Queste audience così diversificate portano all’accumulazione di diverse cerchie relazionali, che seppur lontane tra loro si uniscono in una sola. La mancata separazione tra pubblici sociali differenti porta al collasso dei contesti, dove i diversi pubblici convergono e osservano la performance sotto diversi punti di vista secondo le relazioni che hanno con il performer. 

L’individuo che comunica deve quindi immaginare una molteplicità di pubblici diversi e adeguare a queste audience lo stile e il linguaggio dei propri contenuti, con due rischi: l’errata immaginazione dell’audience (pubblico ideale verso il pubblico reale) e raggiungimento di comunicazione inappropriate ad alcuni pubblici.

Per non correre questi rischi le persone creano uno spazio egemonico, mainstream, dove si auto-censurano le posizioni personali alternative, perché si percepisce il rischio di poter urtare qualcun altro. Qui si ritorna al conformismo citato anche da Galimberti.

L’assenza di controllo sul contesto genera fluidità fra pubblico e privato. Le due dimensioni si intersecano producendo nuove forme di privato in pubblico e rendendo problematico il controllo su quanto siano pubblici i contenuti condivisi: questo genera problemi legati alla gestione della privacy.

L’attualità del pensiero galimbertiano

Questa esposizione tange ciascuno di noi, tanto da rendere la nostra identità quasi ormai al di fuori di noi, puntando sulla credibilità e l’approvazione altrui anziché sulla autenticità.

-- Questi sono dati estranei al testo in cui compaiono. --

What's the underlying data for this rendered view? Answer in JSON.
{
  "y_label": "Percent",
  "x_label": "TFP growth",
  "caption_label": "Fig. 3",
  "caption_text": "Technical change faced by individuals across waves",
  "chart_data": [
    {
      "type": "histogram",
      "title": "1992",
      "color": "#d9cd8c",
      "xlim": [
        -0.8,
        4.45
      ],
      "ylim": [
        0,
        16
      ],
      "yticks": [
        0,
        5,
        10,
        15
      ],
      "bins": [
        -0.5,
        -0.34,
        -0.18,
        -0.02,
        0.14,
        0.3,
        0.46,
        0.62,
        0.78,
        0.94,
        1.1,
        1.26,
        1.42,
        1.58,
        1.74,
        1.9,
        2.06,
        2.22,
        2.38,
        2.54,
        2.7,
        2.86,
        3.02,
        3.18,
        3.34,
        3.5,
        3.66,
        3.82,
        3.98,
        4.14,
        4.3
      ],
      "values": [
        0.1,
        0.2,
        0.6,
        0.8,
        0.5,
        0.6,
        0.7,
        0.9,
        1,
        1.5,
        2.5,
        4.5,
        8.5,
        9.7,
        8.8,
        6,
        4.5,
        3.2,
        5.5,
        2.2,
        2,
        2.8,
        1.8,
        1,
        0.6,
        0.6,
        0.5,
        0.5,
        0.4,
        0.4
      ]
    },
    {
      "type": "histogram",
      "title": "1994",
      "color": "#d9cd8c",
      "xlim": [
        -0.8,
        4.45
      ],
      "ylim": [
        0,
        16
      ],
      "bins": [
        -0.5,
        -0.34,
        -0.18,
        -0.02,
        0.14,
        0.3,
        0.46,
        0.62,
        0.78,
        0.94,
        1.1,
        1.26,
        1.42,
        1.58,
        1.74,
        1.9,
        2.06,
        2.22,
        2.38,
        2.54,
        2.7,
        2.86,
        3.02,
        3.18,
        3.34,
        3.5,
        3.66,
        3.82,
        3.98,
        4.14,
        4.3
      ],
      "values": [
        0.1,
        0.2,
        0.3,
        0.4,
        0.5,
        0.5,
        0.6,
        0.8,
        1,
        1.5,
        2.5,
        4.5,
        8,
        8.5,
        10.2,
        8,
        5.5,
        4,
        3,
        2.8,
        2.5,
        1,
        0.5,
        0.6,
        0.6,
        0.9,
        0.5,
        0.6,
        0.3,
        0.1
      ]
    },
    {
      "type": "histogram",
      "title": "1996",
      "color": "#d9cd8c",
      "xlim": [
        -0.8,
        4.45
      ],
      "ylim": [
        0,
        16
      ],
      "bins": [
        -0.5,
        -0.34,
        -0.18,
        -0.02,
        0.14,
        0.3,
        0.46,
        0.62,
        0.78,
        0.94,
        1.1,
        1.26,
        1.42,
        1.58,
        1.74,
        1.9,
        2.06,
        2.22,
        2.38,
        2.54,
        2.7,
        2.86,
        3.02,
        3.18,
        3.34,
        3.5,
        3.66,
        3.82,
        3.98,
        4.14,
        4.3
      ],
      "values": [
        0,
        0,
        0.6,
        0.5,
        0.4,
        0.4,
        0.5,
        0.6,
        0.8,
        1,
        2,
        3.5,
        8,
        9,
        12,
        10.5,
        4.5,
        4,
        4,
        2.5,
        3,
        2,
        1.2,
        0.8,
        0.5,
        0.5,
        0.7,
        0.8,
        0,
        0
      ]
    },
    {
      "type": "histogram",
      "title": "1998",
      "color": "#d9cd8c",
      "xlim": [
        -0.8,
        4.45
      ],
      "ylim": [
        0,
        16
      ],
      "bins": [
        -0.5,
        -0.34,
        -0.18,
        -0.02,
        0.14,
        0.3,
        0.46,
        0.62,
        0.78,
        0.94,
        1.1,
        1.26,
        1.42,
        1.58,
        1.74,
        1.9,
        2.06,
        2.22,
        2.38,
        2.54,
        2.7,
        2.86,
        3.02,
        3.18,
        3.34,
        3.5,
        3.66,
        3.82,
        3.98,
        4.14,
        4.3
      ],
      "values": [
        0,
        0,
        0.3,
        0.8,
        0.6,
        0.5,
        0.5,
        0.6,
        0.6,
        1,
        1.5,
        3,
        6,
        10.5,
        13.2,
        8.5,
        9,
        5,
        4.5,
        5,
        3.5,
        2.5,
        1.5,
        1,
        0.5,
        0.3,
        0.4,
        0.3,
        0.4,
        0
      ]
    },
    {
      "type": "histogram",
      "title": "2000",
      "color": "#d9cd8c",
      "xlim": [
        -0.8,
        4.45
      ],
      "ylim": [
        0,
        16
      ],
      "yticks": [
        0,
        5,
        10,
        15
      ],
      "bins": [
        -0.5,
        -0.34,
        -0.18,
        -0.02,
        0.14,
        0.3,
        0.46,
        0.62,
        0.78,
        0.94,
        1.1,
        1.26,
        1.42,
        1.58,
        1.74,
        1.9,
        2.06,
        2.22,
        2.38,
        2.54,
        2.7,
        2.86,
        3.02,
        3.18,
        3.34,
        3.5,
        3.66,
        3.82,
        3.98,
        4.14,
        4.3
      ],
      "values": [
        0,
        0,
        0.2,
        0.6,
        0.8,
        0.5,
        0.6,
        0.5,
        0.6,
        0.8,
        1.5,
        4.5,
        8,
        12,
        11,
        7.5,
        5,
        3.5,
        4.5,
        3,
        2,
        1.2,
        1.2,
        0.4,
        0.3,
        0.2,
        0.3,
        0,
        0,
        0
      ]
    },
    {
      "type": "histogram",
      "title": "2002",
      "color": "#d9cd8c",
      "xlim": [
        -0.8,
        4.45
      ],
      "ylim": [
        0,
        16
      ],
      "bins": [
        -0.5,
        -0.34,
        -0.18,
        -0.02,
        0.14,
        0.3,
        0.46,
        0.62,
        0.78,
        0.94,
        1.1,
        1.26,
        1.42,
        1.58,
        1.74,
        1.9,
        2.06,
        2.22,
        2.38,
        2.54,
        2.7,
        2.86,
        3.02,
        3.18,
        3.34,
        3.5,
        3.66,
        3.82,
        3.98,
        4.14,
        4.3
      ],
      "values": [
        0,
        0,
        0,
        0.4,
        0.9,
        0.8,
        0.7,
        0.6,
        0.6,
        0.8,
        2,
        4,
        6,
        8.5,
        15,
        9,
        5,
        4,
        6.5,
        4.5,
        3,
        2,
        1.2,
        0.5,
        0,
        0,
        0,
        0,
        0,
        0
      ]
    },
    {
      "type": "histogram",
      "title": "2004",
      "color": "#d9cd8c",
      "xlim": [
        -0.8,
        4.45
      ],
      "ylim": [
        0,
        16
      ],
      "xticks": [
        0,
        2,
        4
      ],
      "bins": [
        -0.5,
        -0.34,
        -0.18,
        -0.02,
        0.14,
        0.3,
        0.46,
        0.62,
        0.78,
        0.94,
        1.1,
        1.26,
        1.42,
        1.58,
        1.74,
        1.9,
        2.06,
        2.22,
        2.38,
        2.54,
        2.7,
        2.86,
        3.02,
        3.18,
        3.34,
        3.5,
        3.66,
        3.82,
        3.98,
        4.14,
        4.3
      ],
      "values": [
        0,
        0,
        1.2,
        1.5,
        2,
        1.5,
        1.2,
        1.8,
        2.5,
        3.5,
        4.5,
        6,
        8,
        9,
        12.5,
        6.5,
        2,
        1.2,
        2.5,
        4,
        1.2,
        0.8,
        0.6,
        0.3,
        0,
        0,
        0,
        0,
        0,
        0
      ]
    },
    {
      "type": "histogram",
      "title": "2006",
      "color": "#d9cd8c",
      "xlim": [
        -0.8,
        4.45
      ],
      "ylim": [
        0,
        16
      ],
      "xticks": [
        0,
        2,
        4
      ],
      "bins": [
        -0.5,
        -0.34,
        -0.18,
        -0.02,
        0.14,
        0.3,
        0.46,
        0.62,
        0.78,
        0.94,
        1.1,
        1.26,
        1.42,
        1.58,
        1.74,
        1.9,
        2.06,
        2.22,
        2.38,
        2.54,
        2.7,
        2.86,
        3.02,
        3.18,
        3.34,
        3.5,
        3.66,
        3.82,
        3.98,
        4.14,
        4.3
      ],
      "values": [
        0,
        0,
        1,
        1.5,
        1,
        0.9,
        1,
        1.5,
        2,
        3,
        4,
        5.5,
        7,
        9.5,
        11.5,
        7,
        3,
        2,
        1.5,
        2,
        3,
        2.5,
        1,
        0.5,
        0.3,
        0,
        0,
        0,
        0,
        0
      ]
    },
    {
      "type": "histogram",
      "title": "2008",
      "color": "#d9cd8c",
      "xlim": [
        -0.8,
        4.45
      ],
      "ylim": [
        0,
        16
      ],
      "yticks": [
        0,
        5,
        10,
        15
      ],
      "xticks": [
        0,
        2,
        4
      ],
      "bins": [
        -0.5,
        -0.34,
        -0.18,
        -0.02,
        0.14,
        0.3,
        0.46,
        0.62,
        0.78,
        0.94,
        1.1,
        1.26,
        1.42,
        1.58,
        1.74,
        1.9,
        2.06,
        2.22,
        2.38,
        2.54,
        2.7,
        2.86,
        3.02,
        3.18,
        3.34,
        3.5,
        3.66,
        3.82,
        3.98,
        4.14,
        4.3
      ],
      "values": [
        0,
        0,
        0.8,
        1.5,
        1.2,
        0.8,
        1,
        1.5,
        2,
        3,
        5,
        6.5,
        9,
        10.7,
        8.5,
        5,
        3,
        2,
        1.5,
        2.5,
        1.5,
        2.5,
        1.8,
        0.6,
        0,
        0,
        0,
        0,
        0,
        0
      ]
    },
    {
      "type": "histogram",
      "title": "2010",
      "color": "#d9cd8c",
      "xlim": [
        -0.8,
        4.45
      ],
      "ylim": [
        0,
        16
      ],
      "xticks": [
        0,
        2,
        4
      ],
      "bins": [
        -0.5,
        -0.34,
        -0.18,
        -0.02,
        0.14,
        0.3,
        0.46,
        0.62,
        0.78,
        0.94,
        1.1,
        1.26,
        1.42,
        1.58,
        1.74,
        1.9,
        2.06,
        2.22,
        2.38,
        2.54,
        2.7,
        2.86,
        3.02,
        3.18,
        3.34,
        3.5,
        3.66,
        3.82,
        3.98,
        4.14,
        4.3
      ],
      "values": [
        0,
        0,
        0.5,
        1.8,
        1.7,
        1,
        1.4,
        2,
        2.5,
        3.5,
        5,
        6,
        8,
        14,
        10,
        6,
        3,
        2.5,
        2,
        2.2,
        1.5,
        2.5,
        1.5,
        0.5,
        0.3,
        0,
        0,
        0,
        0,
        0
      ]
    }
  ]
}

Il conformismo lavora per portare a galla ogni segreto e per apprezzare ogni volontaria esibizione di sé come fatto di lealtà verso l’audience. Tutto questo porta a compimento l’omologazione della società. Così Galimberti descrisse questo fenomeno:

Dobbiamo costruirci ogni giorno una faccia con cento lingue e mille parole per poter abitare tutte le situazioni che il mondo pubblico ci ha preparato. Chi infatti non irradia una forza di esibizione e di attrazione più intensa degli altri, chi non si mette in mostra e non è irraggiato dalla luce della pubblicità non ha la forza di sollecitarci, di lui neppure ci accorgiamo, il suo richiamo non lo avvertiamo, non ce ne lasciamo coinvolgere, non lo riconosciamo, non lo usiamo, non lo consumiamo, al limite «non c’è». Per esserci bisogna dunque apparire.